But Mayor Mike has a fatal flaw: he's a white limousine liberal, sort of like the man who bears the burden of sending the city into its death spiral: John Vliet Lindsay, elected mayor in 1965, and who served as the poster boy for the term "limousine liberal."

Lindsay, may he rest in peace (d. December 19, 2000), was a gawdawful mayor. He pandered, he socialized, he caved in to every special interest group that could get some poor, suffering minority to front for them. Lindsay served as panderer-in-chief of the city for eight years, by which time the damage was done. And wasn't undone until Rudy became mayor in 1994. (don't blame me; I voted for Bill Buckley...)

Getting back to Mayor Mike, now he's unveiled what is to be the Next Big Thing in welfare: paying people to do what they should do as human beings and parents. The concept is to pay welfare queens for things like sending their kids to school, getting them library cards, getting the little bastards (hey, just stating a fact here) free health care, etc.

Heather Mac Donald lays all of this out in an article in the Weekly Standard.
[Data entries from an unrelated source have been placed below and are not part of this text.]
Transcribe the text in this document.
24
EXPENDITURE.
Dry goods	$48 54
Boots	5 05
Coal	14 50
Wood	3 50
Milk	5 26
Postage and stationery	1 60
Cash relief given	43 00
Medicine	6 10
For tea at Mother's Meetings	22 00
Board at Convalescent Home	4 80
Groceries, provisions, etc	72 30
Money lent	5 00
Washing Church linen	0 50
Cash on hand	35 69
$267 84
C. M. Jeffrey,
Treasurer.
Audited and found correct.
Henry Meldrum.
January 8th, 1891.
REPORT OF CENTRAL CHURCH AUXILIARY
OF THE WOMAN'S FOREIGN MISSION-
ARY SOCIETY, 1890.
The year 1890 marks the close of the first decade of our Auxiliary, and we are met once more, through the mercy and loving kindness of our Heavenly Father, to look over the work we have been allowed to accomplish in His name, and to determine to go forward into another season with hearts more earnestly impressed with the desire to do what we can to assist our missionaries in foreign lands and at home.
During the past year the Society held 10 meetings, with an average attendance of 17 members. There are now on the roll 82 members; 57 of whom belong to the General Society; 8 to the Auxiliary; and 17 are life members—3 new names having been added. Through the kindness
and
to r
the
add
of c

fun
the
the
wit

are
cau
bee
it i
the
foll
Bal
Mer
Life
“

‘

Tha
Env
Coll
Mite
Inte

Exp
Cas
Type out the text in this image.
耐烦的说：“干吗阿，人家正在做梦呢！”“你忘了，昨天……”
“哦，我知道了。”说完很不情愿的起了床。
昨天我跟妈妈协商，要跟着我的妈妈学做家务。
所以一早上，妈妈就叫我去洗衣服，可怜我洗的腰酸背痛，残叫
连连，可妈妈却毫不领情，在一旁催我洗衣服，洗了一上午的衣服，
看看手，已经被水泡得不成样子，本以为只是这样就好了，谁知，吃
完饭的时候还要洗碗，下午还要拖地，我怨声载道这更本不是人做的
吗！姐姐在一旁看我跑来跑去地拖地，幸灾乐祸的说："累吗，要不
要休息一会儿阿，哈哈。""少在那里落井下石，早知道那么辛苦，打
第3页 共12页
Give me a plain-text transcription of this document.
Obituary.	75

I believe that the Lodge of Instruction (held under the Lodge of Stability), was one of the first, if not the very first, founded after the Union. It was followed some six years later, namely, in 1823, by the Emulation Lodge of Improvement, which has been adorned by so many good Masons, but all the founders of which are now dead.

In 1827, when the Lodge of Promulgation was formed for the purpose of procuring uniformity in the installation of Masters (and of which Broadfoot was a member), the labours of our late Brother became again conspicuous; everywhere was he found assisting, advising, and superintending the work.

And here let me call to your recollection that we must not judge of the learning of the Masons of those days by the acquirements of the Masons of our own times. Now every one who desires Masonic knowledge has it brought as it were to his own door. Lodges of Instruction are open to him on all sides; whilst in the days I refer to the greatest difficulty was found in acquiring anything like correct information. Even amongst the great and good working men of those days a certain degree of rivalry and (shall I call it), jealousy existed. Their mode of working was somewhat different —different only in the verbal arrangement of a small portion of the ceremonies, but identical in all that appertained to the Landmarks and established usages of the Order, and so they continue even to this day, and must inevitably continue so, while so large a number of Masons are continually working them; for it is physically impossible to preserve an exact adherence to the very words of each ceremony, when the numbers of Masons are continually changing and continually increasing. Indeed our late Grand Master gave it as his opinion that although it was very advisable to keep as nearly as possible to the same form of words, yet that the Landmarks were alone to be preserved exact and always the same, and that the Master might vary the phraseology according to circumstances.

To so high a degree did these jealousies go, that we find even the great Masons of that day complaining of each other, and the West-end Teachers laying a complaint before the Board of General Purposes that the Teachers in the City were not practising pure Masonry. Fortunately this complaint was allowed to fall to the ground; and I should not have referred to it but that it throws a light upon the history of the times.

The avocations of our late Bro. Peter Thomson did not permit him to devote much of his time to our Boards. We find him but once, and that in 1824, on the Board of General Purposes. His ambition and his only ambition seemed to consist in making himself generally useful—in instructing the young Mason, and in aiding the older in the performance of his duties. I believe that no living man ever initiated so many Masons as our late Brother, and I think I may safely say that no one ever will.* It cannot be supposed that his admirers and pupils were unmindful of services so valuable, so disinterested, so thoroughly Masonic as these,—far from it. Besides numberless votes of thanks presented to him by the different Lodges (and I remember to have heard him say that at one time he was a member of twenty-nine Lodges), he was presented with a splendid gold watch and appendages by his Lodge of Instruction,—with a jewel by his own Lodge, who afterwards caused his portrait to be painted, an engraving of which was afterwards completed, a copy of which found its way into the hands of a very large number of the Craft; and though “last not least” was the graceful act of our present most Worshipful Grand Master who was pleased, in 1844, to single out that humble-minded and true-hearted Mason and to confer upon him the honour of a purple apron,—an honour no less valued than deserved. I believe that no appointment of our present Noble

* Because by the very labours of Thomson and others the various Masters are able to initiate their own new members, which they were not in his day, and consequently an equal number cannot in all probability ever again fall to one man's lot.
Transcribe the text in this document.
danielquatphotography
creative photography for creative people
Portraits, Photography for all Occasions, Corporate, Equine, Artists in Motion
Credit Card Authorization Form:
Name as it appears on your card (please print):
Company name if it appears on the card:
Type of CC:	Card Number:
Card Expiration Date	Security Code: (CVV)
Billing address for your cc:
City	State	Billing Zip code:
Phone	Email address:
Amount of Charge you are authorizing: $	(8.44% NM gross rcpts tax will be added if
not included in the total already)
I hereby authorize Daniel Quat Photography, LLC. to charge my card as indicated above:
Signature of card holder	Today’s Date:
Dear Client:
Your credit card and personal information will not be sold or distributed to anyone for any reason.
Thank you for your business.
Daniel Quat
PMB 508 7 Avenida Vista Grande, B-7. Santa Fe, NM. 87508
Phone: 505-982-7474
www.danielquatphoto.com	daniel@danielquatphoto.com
The basic problem facing the underclass? Something Ms. Mac Donald reminds us in not new:
After the urban riots of the 1960s, political scientist Edward Banfield observed that the central trait separating the poor from the prosperous is future orientation. His insight has never been improved upon. The middle and upper classes defer gratification and invest effort in self-improvement, Banfield wrote in The Unheavenly City: The Nature and Future of our Urban Crisis; were the underclass to do so, they would not long stay in the bottom economic tier.
It's not race; it's not ethnicity; it's not religion. What is at the root of multi-generational poverty is this lack of a "future orientation." Yes, prosperous Baby Boomers are notorious for indulging in instant gratification. But most of them are able to keep up that Pottery Barn - Whole Foods lifestyle despite this.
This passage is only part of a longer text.